Thriller ‘Mom and Dad’ Explores Horrors of Parent-Child Relationships

Relationships between parents and their children can be particularly contentious at times, as we see in “Mom and Dad,” a horror thriller with dark comedy sprinkled in centered around a suburban family consisting of Brent (Nicolas Cage) and Kendall Ryan (Selma Blair) and their two children, rebellious teen Carly (Anne Winters) and mischievous young Josh (Zackary Arthur). While Brent yearns for his carefree days before the shackles of fatherhood took hold, Kendall struggles to repair the friendship with the daughter she has seemed to have lost to a cell phone, Facebook, and a boyfriend (Robert T. Cunningham). As stressful as all this is, no one is prepared when all of the parents in the country start to feel an urge to murder their children, the outcome of a possible terrorist attack involving some sort of chemical being released into the air turning the parental instinct to protect at all costs into something else entirely.

“[The script] was something super different that I had never seen before,” Winters told Entertainment Voice when asked what led her to do “Mom and Dad.” “[Writer/director] Brian [Taylor], when I talked to him, had a really great vision of what he wanted to do with it, and also, I wanted to play Nicolas Cage and Selma Blair’s daughter [laughs].”

As a man dealing with a mid-life crisis of sorts, Cage allows himself to really let loose here, making for plenty of entertaining moments as he grapples with the fact that being a parent has significantly changed his identity, including one scene involving a brutally failed attempt to put together a pool table. So much fun did the Oscar-winner have here that he recently told Variety that “Mom and Dad” was his favorite film he has done in the last decade.

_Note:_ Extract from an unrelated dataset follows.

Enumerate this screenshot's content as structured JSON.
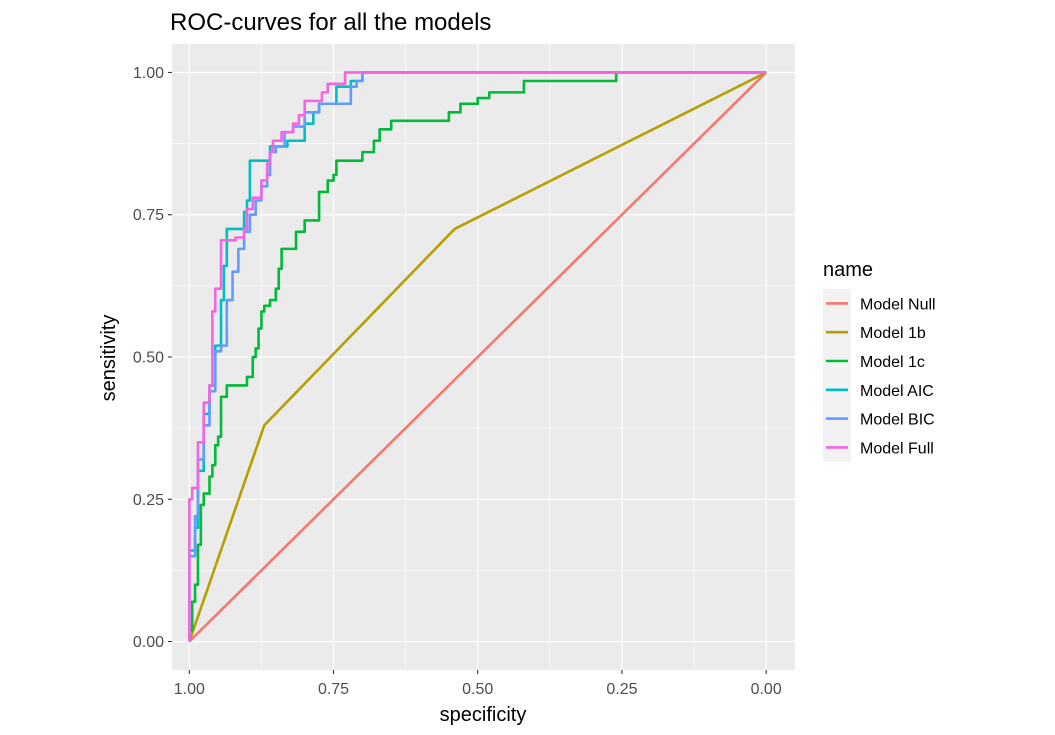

“I definitely got close to Selma Blair a little bit more than Nic, just because I feel like Nic is just so unrelatable in the sense that I look up to him and I learned a lot from him,” said Winters. “I don’t know if we became best friends, but he showed me that you can do whatever you want and set the rules for your own person, and you can set yet your own bar of what you want to do with your character. You don’t have to conform to any person’s vision of your character but your own.”

Once the murderous spell takes hold of Brent and Kendall, things get intense, to say the least, as Carly and Josh find themselves having to fend off their own parents, coming up with clever ways to protect themselves, and vice versa. At one point, Carly is forced to even physically fight her own dear mother, which is more difficult that one would imagine, as Kendall is in top physical shape. Winters spilled the beans on what really goes down during the filming of a fight scene.

“Honestly, maybe I shouldn’t say this, but you end up kind of getting hurt no matter what, if you give it your all, no matter how choreographed something is, because you want it to look real, and to make it look real, you can’t make it that choreographed,” she revealed. “You have to just go for it. We definitely had some scraps and some bruises that were unexpected, but worth it.”

Despite the challenges, Winters’ experience here whet her appetite for more physically-involved roles.

“I loved running around and falling down,” she recalled. “I really loved doing my own stunts. Sometimes they don’t let you do your own stunts, because it’s not safe. But I loved falling and fighting and screaming and crying and just going crazy and not having time to think about something.”

Next up, Winters can be seen in the second season of “13 Reasons Why,” the controversial Netflix drama that deals with teen suicide.

“Her name is Chloe and she’s involved in a lot of drama,” she said of her character. “She’s getting in the middle of some relationships and stuff. I’m really curious to see what people think of her, because they could think one way about her, and then change over time. Her character has a really cool arc with twist and turns.”

Mom and Dad” opens Jan. 19 in select theaters, VOD and digital.